It was just a matter of time before jihadists in Mali began employing suicide bombers. Yesterday, a suicide bomber attempted to attack a military checkpoint in the town of Gao. The attacker failed to reach his target; he killed only himself and wounded a Malian soldier.
The attack was carried out by the Movement for Tawhid and Jihad in West Africa, or MUJAO, which was added by the US to its list of Foreign Terrorist Organizations in December 2012. Claiming yesterday’s attack, MUJAO told AFP that it would execute more suicide bombings against “the infidels and their accomplices.”
Up until last month, when France sent troops into northern Mali to prevent a jihadist takeover of the country, Gao was controlled by MUJAO. The group announced the creation of the “Islamic Emirate of Gao” and formed four “battalions” of fighters. The battalions were named after top al Qaeda leaders.
France 24 reported that yesterday’s suicide bomber had resided at a home that had been occupied by al Qaeda commander Mokhtar Belmokhtar and other top MUJAO leaders:
The young man who blew himself up on Friday had been living at a house in Gao that was known jihadist hideout. A guard at the home said that it had been visited three months ago by the one-eyed terror leader Mokhtar Belmokhtar, who claimed responsibility for the attack in Algeria on the BP-operated natural gas plant in which more than 37 people died.

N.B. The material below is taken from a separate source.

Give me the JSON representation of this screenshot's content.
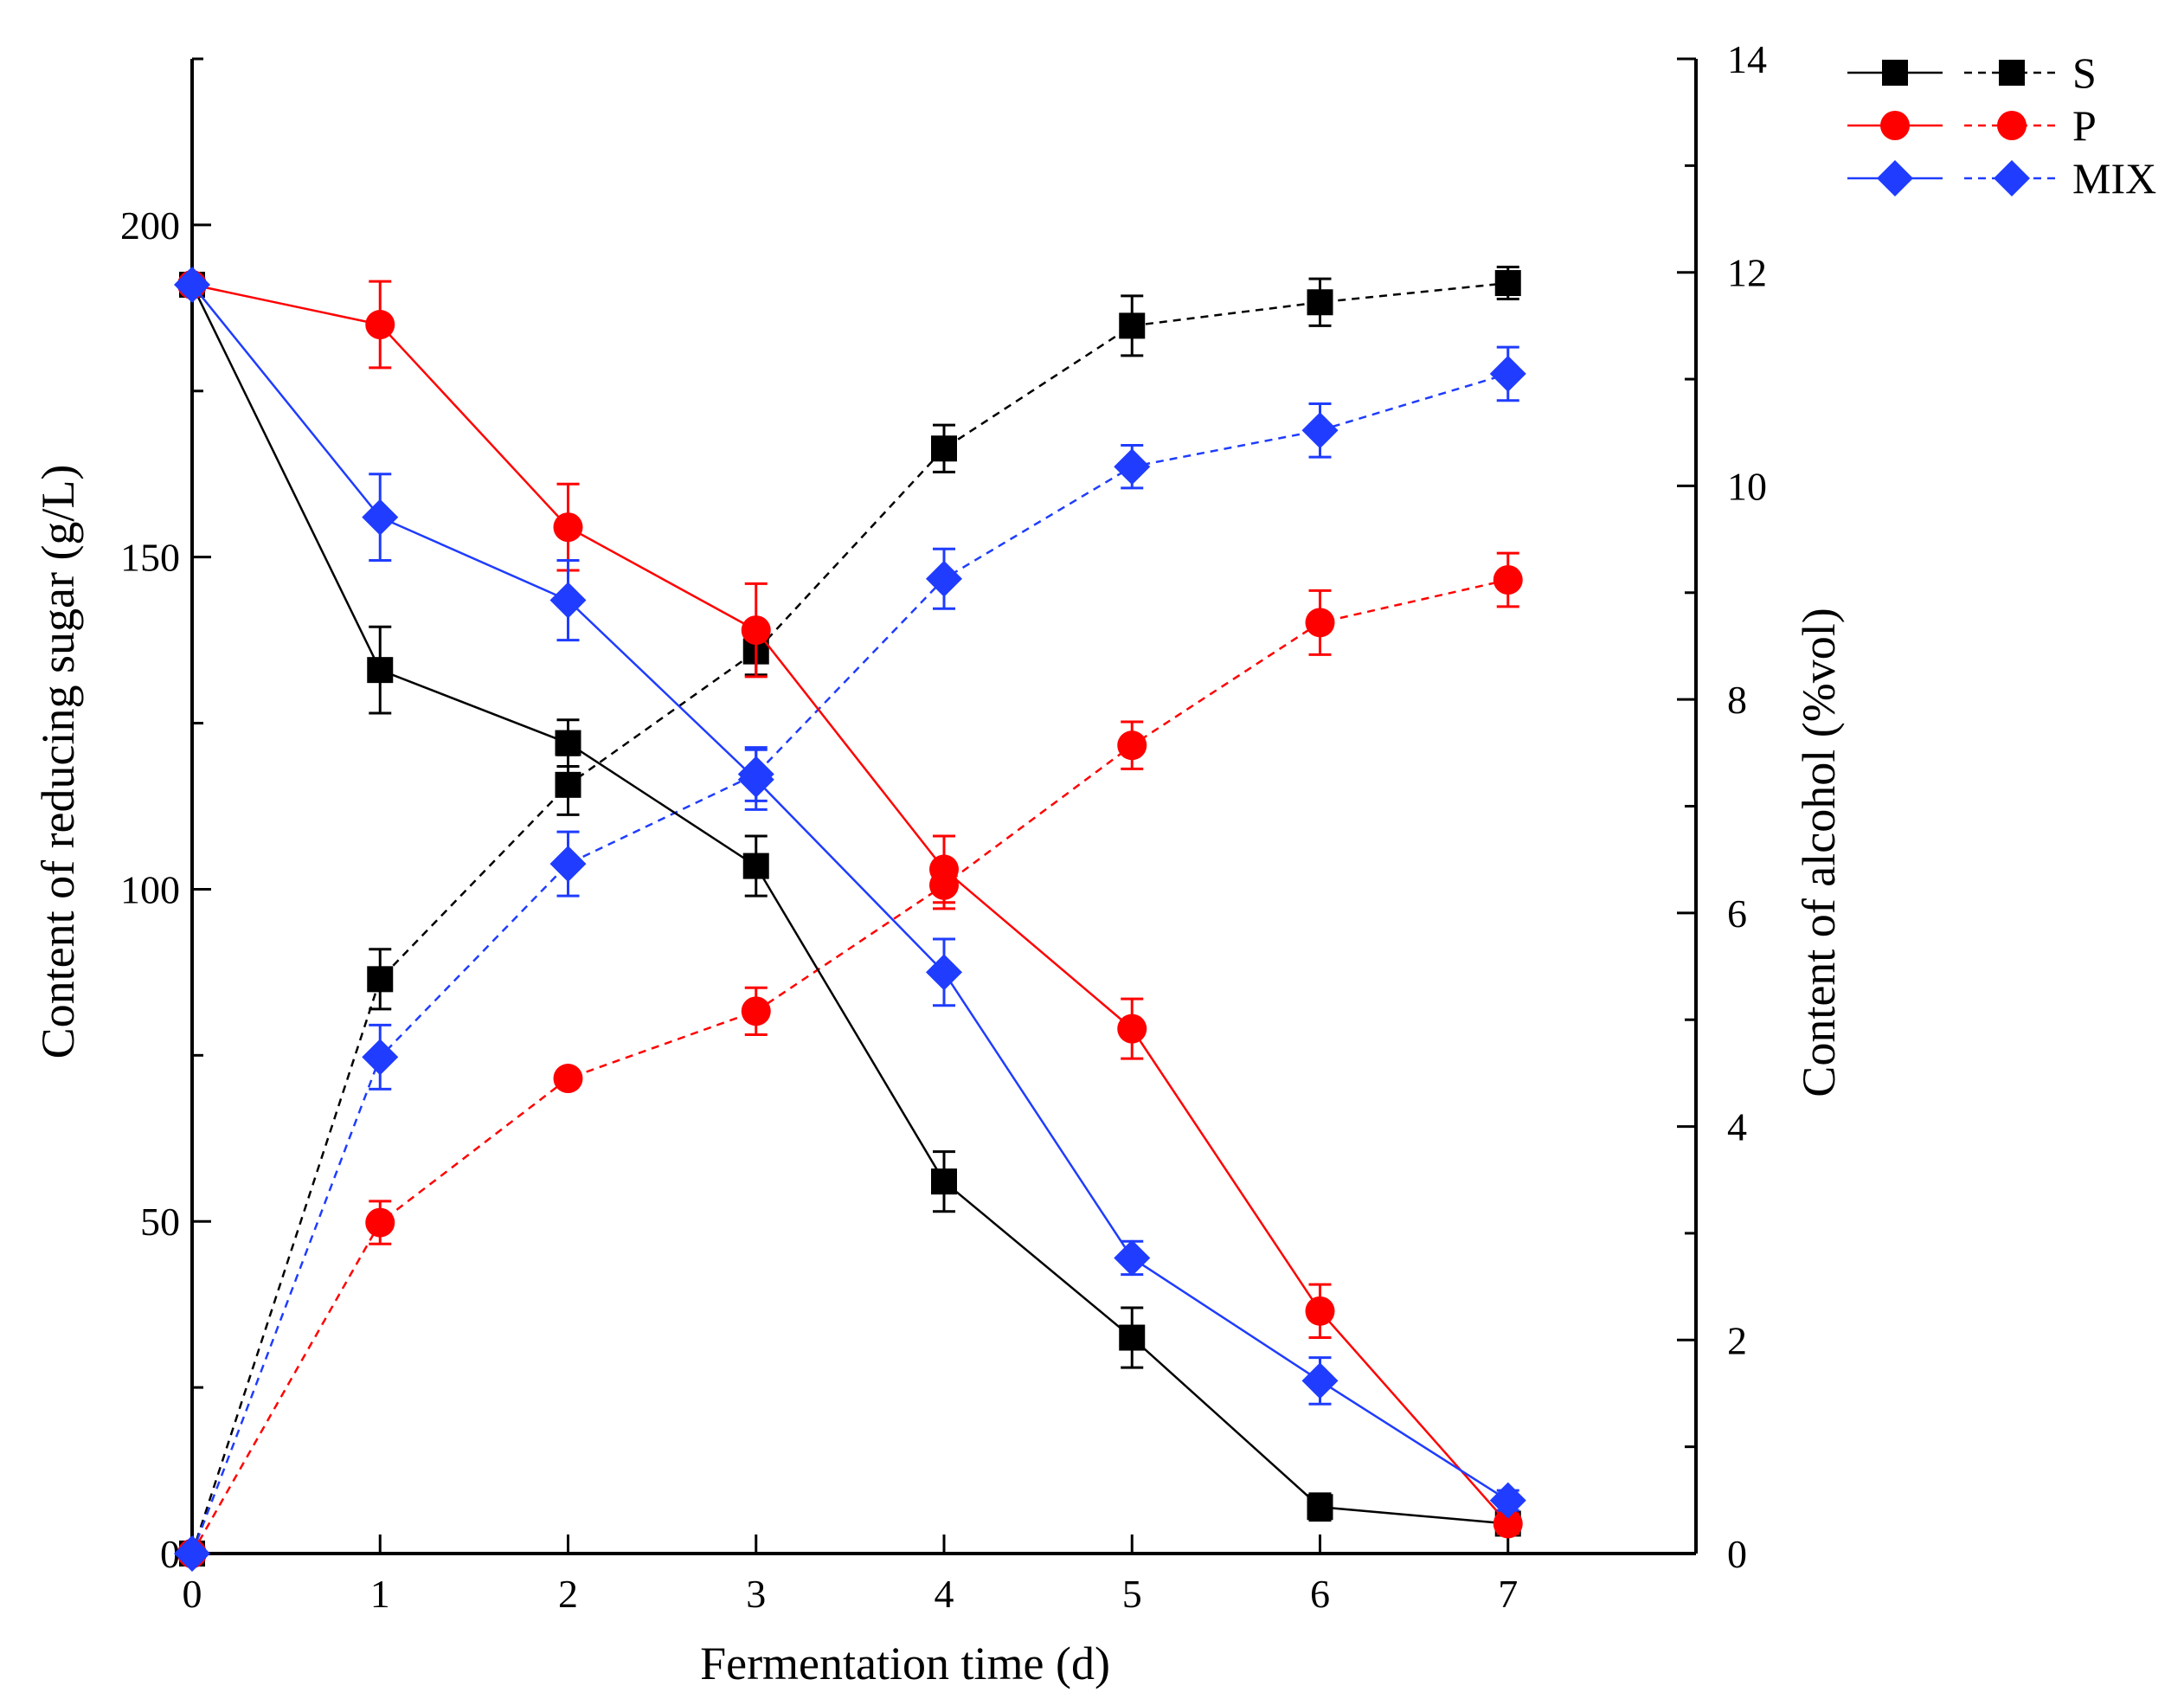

Other jihadist leaders from the Movement for Oneness and Jihad in West Africa – known as MUJAO – also had stayed in the luxurious two-story home with a verdant courtyard, which the militants took over when they captured Gao last year, the guard said.
Belmokhtar is the emir of the al-Mua’qi’oon Biddam, or Those who sign with Blood Brigade. He split off from al Qaeda in the Islamic Maghreb in December 2012 to form his new brigade, but he still reports directly to Ayman al Zawahiri and coordinated operations with AQIM [see LWJ reports, Belmokhtar claims Algerian raid, slaying of hostages for al Qaeda, and Al Qaeda central tightened control over hostage operations].
Expect to see further suicide attacks in Mali now that al Qaeda in the Islamic Maghreb, MUJAO, and Ansar Dine have been ousted from their strongholds in the major towns in northern Mali. They are following the playbook used by other al Qaeda affiliates such as al Qaeda in the Arabian Peninsula (in Yemen), al Qaeda in Iraq, and Shabaab (in Somalia).
We noted in October that the terror groups had little chance of standing up to organized armies once they committed to the fight [see Threat Matrix report, Foreign jihadists continue to pour into Mali]. But, as we also noted in September 2012 and again the following month, the international community’s failure to take decisive action in Mali allowed the three groups to recruit, indoctrinate, and train fighters from West African countries that are not known to have a jihadist problem.
While everyone seems pleased with France’s ability to quickly retake northern Mali, little thought is being given to what happens afterward. France has signaled it does not want to maintain a long-term presence in the country, and has begun to withdraw some troops. The US and the UK are interested only in providing logistical and intelligence support, and perhaps some drones. Can the Malian and African troops withstand a terrorist insurgency? What happens when some of the jihadist fighters from countries such at the Ivory Coast, Benin, Togo, Guinea, and Senegal return home and attempt to set up cells?